A ce jour, la limite précise entre cornée « normale » et « présentant un stade précoce de kératocône » demeure floue. Étiqueter « kératocône fruste » toute cornée présentant des caractéristiques topographiques comme une asymétrie modérée ou une épaisseur inférieure à la moyenne constitue certainement un « abus sémantique ». L’association entre frottements oculaires, ou compression prolongée de la ou les cornées lors du sommeil (patients dormants sur le ventre ou le côté, la tête dans l’oreiller), et les formes « suspectes » de kératocône est troublante.
Nous consacrons une part importante de notre travail de recherche pour prévenir l’ectasie post LASIK, et ces efforts ont été récemment récompensés par des prix internationaux et incarnés dans un logiciel d’aide à la décision clinique, utilisant les données de la topographie cornéenne Orbscan IIz pour un meilleur dépistage des formes infracliniques débutantes (SCORE Analyzer). L’exemple suivant de carte « score » correspond à la cornée ayant présenté une ectasie présentée plus haut. Le calcul du score a bien entendu été effectué de matière rétrospective (le score n’existait pas au moment ou cet oeil a été opéré).
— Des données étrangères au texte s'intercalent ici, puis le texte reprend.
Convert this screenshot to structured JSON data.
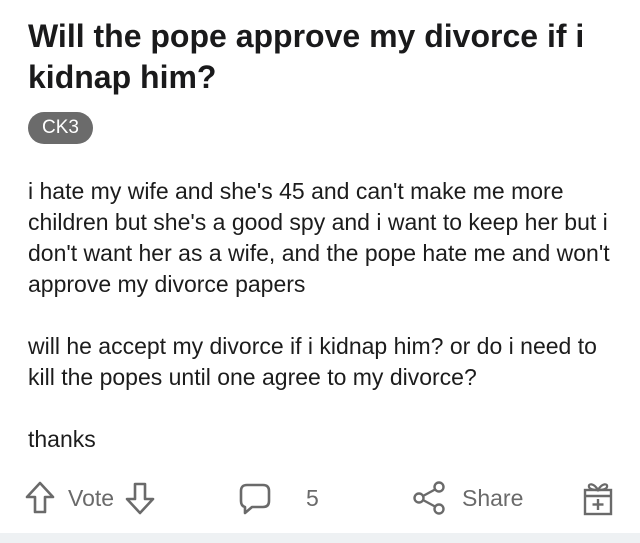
{
  "post": {
    "title": "Will the pope approve my divorce if i kidnap him?",
    "flair": "CK3",
    "body": [
      "i hate my wife and she's 45 and can't make me more children but she's a good spy and i want to keep her but i don't want her as a wife, and the pope hate me and won't approve my divorce papers",
      "will he accept my divorce if i kidnap him? or do i need to kill the popes until one agree to my divorce?",
      "thanks"
    ]
  },
  "actions": {
    "vote_label": "Vote",
    "comment_count": "5",
    "share_label": "Share",
    "icons": {
      "upvote": "upvote-arrow-icon",
      "downvote": "downvote-arrow-icon",
      "comment": "comment-bubble-icon",
      "share": "share-icon",
      "award": "award-gift-icon"
    }
  },
  "colors": {
    "flair_background": "#6b6b6b",
    "action_gray": "#6a6a6a",
    "bottom_strip": "#eef1f3"
  }
}
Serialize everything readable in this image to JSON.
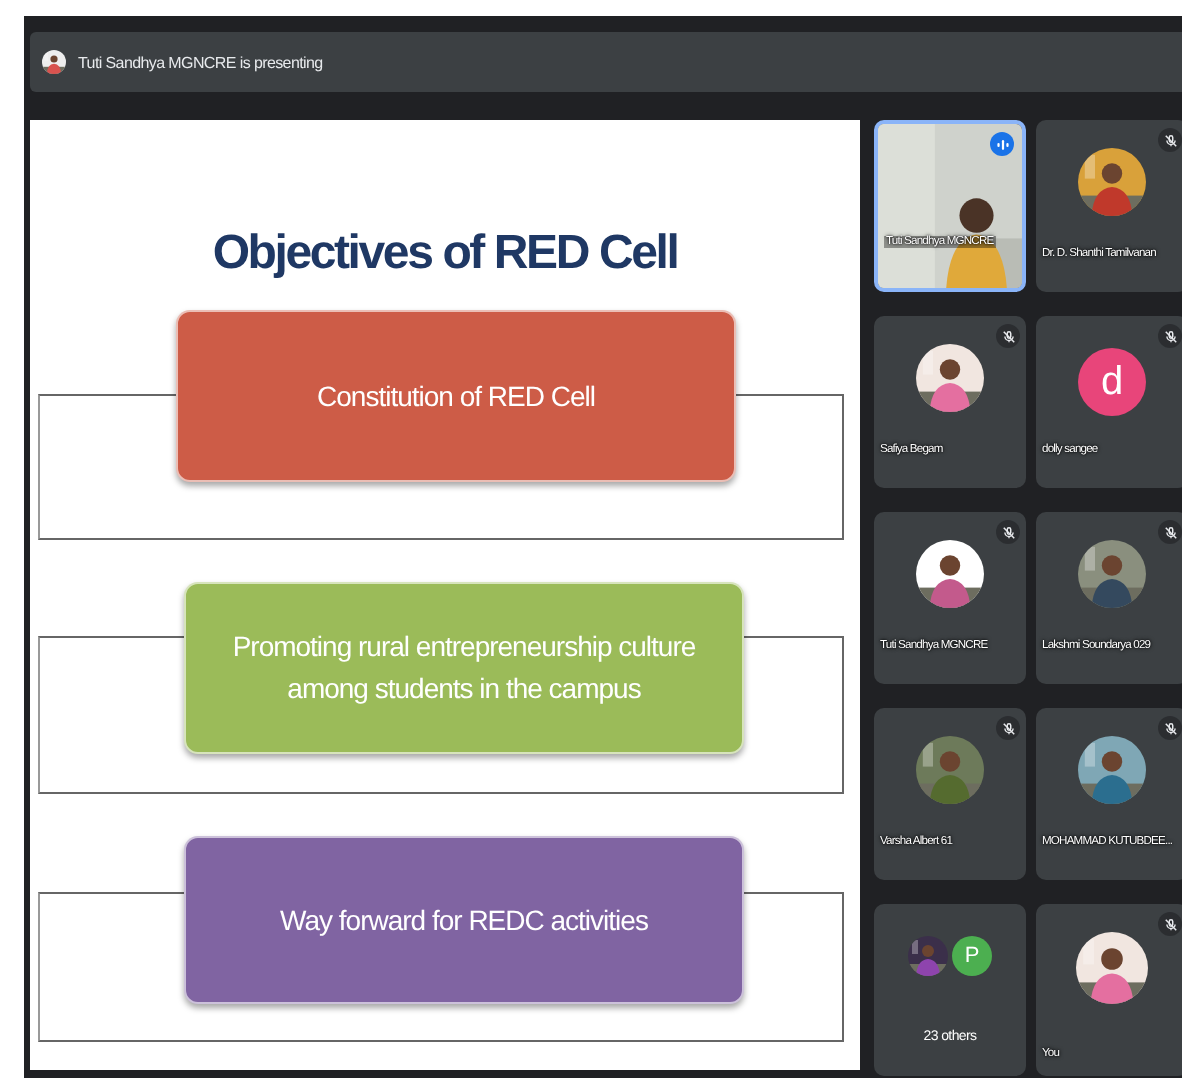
{
  "header": {
    "presenter_text": "Tuti Sandhya MGNCRE is presenting"
  },
  "slide": {
    "title": "Objectives of RED Cell",
    "items": [
      {
        "text": "Constitution of RED Cell",
        "color": "#cd5c47"
      },
      {
        "text": "Promoting rural entrepreneurship culture among students in the campus",
        "color": "#9bbb59"
      },
      {
        "text": "Way forward for REDC activities",
        "color": "#8064a2"
      }
    ]
  },
  "tiles": [
    {
      "kind": "video",
      "name": "Tuti Sandhya MGNCRE",
      "speaking": true
    },
    {
      "name": "Dr. D. Shanthi Tamilvanan",
      "muted": true
    },
    {
      "name": "Safiya Begam",
      "muted": true
    },
    {
      "kind": "letter",
      "letter": "d",
      "color": "#e8457a",
      "name": "dolly sangee",
      "muted": true
    },
    {
      "name": "Tuti Sandhya MGNCRE",
      "muted": true
    },
    {
      "name": "Lakshmi Soundarya 029",
      "muted": true
    },
    {
      "name": "Varsha Albert 61",
      "muted": true
    },
    {
      "name": "MOHAMMAD KUTUBDEE...",
      "muted": true
    },
    {
      "kind": "others",
      "letter": "P",
      "color": "#4caf50",
      "name": "23 others"
    },
    {
      "name": "You",
      "muted": true
    }
  ]
}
Nous avons récemment proposé de clarifier les termes utilisés pour décrire le kératocône débutant : kératocône fruste, kératocône suspect, kératocône infraclinique, etc. Nous avons contribué à faire « bouger les lignes » vis à vis des moyens permettant de dépister ces anomalies: malgré le fait que le dépistage actuel « officiel » repose sur l’utilisation de la topographie cornéenne antérieure (disque de Placido), nous avons récemment montré que les données recueillies au niveau de la face postérieure et de la pachymétrie « point par point » sont utiles pour mieux discriminer les formes les plus précoces de kératocône :
Saad A, Gatinel D. Topographic and tomographic properties of forme fruste keratoconus corneas. Invest Ophthalmol Vis Sci. 2010 Nov;51(11):5546-55. Epub 2010 Jun 16.
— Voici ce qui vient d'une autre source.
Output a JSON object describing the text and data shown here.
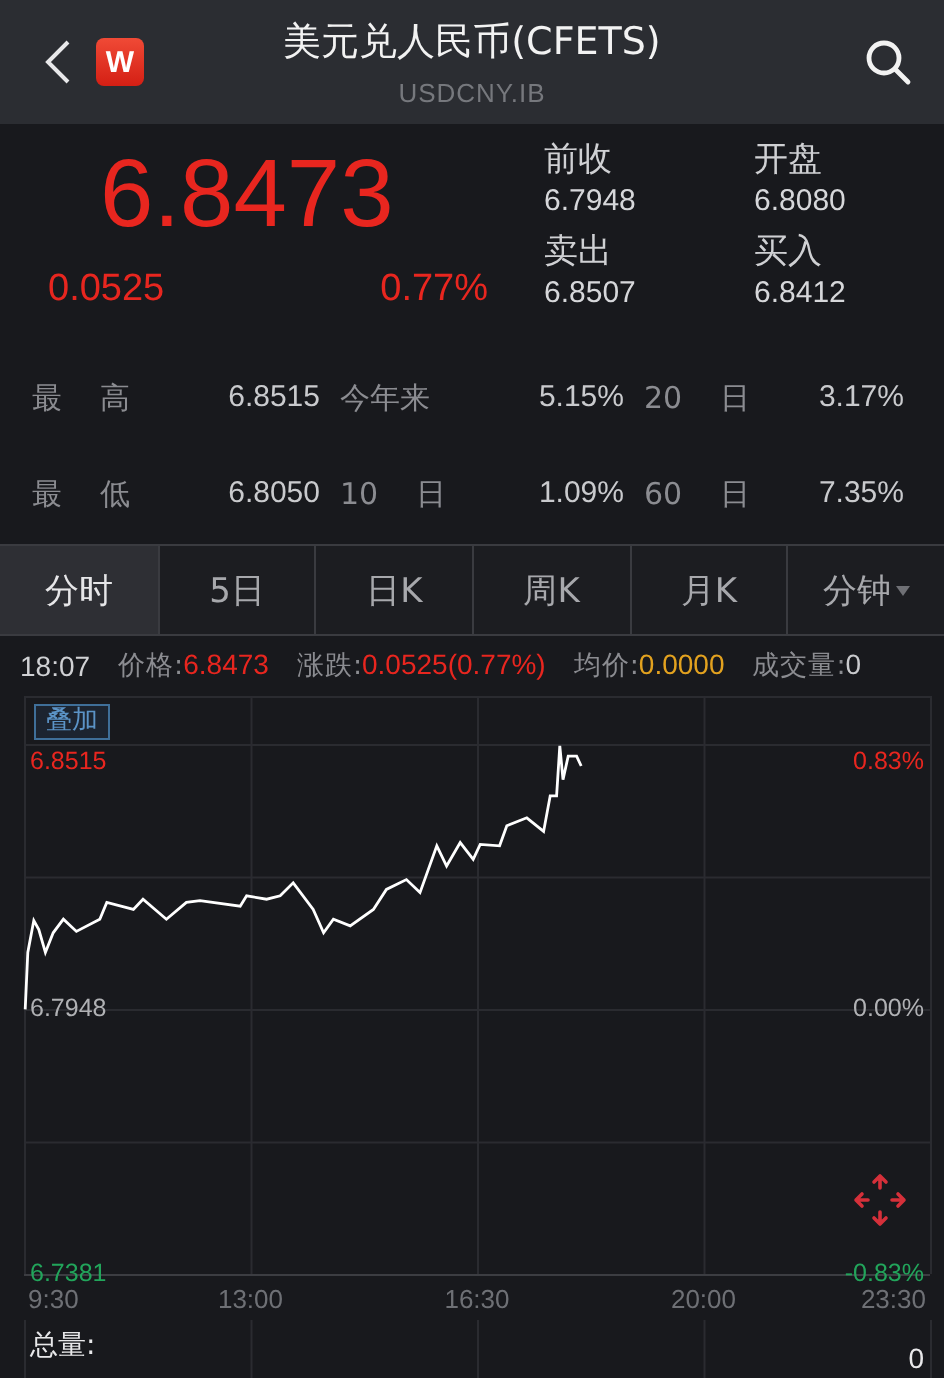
{
  "header": {
    "title": "美元兑人民币(CFETS)",
    "subtitle": "USDCNY.IB",
    "badge": "W"
  },
  "quote": {
    "price": "6.8473",
    "change": "0.0525",
    "change_percent": "0.77%",
    "color": "#e8261f",
    "fields": [
      {
        "label": "前收",
        "value": "6.7948"
      },
      {
        "label": "开盘",
        "value": "6.8080"
      },
      {
        "label": "卖出",
        "value": "6.8507"
      },
      {
        "label": "买入",
        "value": "6.8412"
      }
    ]
  },
  "stats": [
    [
      {
        "label": "最 高",
        "value": "6.8515"
      },
      {
        "label": "今年来",
        "value": "5.15%"
      },
      {
        "label": "20 日",
        "value": "3.17%"
      }
    ],
    [
      {
        "label": "最 低",
        "value": "6.8050"
      },
      {
        "label": "10 日",
        "value": "1.09%"
      },
      {
        "label": "60 日",
        "value": "7.35%"
      }
    ]
  ],
  "tabs": [
    {
      "label": "分时",
      "selected": true,
      "has_menu": false
    },
    {
      "label": "5日",
      "selected": false,
      "has_menu": false
    },
    {
      "label": "日K",
      "selected": false,
      "has_menu": false
    },
    {
      "label": "周K",
      "selected": false,
      "has_menu": false
    },
    {
      "label": "月K",
      "selected": false,
      "has_menu": false
    },
    {
      "label": "分钟",
      "selected": false,
      "has_menu": true
    }
  ],
  "info_line": {
    "time": "18:07",
    "items": [
      {
        "label": "价格:",
        "value": "6.8473",
        "color": "#e8261f"
      },
      {
        "label": "涨跌:",
        "value": "0.0525(0.77%)",
        "color": "#e8261f"
      },
      {
        "label": "均价:",
        "value": "0.0000",
        "color": "#e3a21f"
      },
      {
        "label": "成交量:",
        "value": "0",
        "color": "#c9cacd"
      }
    ]
  },
  "chart": {
    "overlay_button": "叠加",
    "levels": [
      {
        "kind": "up",
        "percent": "0.83%"
      },
      {
        "kind": "flat",
        "percent": "0.00%"
      },
      {
        "kind": "down",
        "percent": "-0.83%"
      }
    ],
    "chart_data": {
      "type": "line",
      "grid": true,
      "xlim": [
        9.5,
        23.5
      ],
      "ylim": [
        6.7381,
        6.8515
      ],
      "xticks": [
        {
          "value": 9.5,
          "label": "9:30"
        },
        {
          "value": 13,
          "label": "13:00"
        },
        {
          "value": 16.5,
          "label": "16:30"
        },
        {
          "value": 20,
          "label": "20:00"
        },
        {
          "value": 23.5,
          "label": "23:30"
        }
      ],
      "yticks": [
        {
          "value": 6.8515,
          "label": "6.8515"
        },
        {
          "value": 6.7948,
          "label": "6.7948"
        },
        {
          "value": 6.7381,
          "label": "6.7381"
        }
      ],
      "x": [
        9.52,
        9.56,
        9.65,
        9.73,
        9.83,
        9.95,
        10.11,
        10.31,
        10.67,
        10.78,
        11.19,
        11.34,
        11.7,
        12.01,
        12.22,
        12.84,
        12.94,
        13.25,
        13.46,
        13.66,
        13.97,
        14.13,
        14.28,
        14.54,
        14.9,
        15.1,
        15.41,
        15.62,
        15.88,
        16.03,
        16.24,
        16.44,
        16.55,
        16.85,
        16.96,
        17.27,
        17.53,
        17.63,
        17.73,
        17.78,
        17.83,
        17.91,
        18.04,
        18.11
      ],
      "series": [
        {
          "color": "#ffffff",
          "values": [
            6.7947,
            6.8069,
            6.8137,
            6.8118,
            6.8069,
            6.8111,
            6.814,
            6.8114,
            6.814,
            6.8176,
            6.8161,
            6.8183,
            6.814,
            6.8176,
            6.818,
            6.8168,
            6.819,
            6.8183,
            6.819,
            6.8218,
            6.8161,
            6.8111,
            6.814,
            6.8126,
            6.8161,
            6.8204,
            6.8225,
            6.8197,
            6.8297,
            6.8254,
            6.8304,
            6.8268,
            6.83,
            6.8297,
            6.834,
            6.8357,
            6.8328,
            6.8404,
            6.8404,
            6.8511,
            6.8439,
            6.8489,
            6.8489,
            6.8468
          ]
        }
      ]
    }
  },
  "volume": {
    "label": "总量:",
    "value": "0"
  }
}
(article à télécharger : Topographic and Tomographic properties of FFKC Saad Gatinel IOVS ).
Keratocône : formes suspectes et frustes
Pour aider les chirurgiens au diagnostic, il existe des logiciels qui analysent les cartes topographiques de la face antérieure de la cornée. Le terme kératocône infraclinique regroupe les formes « suspectes », qui sont dépistées comme telles par les logiciels de dépistage automatisés, par l’utilisation d’indices (ex : indices de Rabinowitz, indices de Klyce Maeda) et les formes « frustes« , qui sont considérées objectivement comme « normales » par les systèmes de détection topographique « classiques », mais présentent pour un oeil expert certaines particularités.
Observée du point de vue du chirurgien de la myopie, cette distinction revêt une dimension plus pragmatique voire dichotomique (pose d’une indication de LASIK ou abstention/ ou bien recours à une technique de surface comme la PKR ?), que diagnostique (établissement d’un diagnostic différentiel entre les différentes formes de kératocône infraclinique, de dégénérescence pellucide marginale minime ou tout pathologie de type dégénératif non inflammatoire, attribution d’un grade évolutif précis, ect.. ).
Dans cette optique, les formes « suspectes » ne causent pas de souci particulier car elles sont par définition détectée par les systèmes de détection automatisés (certaines formes « suspectes » sont parfois classées comme telles par excès: les conséquences de cette erreur de classification en faux positif sont moins graves que celle d’une erreur en faux négatif. Il est donc crucial de mieux détecter les kératocônes « frustes », c’est à dire les formes les plus précoces de kératocône infra clinique.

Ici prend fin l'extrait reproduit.